The company also admitted yesterday the SecurID data taken during the breaches had been used in an attack on US defence supplier Lockheed Martin.
"On Thursday 2 June 2011, we were able to confirm that information taken from RSA in March had been used as an element of an attempted broader attack on Lockheed Martin, a major US government defence contractor," said Art Coviello, executive chairman of RSA, in an open letter.
"We recognise that the increasing frequency and sophistication of cyber attacks generally, and the recent announcements by Lockheed Martin, may reduce some customers' overall risk tolerance."
RSA offered token replacement to those customers "with concentrated user bases typically focused on protecting intellectual property and corporate networks."
"We will continue to work with all customers to assess their unique risk profiles and user populations and help them understand which options may be most effective and least disruptive to their business and their users," Coviello said.

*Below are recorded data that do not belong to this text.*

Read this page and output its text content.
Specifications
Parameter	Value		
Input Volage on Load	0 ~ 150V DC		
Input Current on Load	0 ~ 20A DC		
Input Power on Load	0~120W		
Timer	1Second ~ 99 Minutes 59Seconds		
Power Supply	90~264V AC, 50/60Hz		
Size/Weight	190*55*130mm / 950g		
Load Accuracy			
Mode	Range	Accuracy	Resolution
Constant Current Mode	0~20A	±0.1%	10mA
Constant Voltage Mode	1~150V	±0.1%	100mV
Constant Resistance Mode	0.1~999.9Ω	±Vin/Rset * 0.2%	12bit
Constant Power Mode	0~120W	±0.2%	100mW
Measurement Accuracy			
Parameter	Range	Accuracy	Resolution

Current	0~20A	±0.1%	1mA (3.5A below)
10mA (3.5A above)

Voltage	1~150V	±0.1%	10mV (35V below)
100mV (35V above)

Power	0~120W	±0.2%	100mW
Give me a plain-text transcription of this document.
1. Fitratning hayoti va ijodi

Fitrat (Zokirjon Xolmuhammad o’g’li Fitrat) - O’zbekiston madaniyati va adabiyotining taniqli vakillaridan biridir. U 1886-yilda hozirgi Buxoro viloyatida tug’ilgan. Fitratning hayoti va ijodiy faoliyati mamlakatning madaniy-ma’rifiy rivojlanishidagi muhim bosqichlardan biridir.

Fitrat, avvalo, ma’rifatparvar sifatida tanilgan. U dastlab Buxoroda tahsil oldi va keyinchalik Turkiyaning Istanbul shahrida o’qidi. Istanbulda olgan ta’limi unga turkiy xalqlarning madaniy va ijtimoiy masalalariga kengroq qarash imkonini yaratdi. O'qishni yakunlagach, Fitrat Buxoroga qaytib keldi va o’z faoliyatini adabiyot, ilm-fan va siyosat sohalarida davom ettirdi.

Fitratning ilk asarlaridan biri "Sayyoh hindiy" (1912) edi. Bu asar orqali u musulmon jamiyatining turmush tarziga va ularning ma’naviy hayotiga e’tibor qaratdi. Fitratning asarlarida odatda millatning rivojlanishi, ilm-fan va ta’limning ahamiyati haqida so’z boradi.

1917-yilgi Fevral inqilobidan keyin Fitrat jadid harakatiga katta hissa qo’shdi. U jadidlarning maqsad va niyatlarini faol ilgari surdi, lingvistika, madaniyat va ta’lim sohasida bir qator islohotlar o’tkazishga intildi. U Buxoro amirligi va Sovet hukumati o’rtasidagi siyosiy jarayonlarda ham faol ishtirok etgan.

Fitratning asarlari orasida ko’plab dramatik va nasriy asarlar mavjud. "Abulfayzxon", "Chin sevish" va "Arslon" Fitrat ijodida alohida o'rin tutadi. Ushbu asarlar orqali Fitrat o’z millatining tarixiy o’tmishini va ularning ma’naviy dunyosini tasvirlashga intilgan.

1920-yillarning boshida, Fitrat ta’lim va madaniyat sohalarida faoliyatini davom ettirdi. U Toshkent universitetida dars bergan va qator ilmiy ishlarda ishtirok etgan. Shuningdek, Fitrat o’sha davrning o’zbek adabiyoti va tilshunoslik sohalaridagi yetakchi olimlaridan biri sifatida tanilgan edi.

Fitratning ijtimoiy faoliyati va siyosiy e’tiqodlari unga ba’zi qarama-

For anyone who thought tokens might be on their way out as a two-factor authentication mechanism, RSA appeared to disagree.
"We will continue to invest heavily in both our SecurID and our risk-based authentication technologies," Coviello added.
"We believe that SecurID is the most powerful multi-factor authentication solution in the industry."
RSA's confirmation of the information used in the attempt on Lockheed came after much speculation duplicates of the SecurID tokens were used in the attack.
Rick Moy, president and chief executive (CEO) of NSS Labs, claimed Lockheed had long enough to change its tokens following the strike on RSA.
"Lockheed had slightly over two months from the time that EMC notified them and other RSA SecurID customers about their breach," Moy said in a blog post.
"Based upon their remediation actions for this breach, Lockheed Martin's senior executives chose to do very little about the compromised SecurID token technology in spite of many warnings issued by security specialists about the potential aftereffects of the RSA attack."
At the time of publication, Lockheed had not offered IT PRO a response to Moy's criticisms.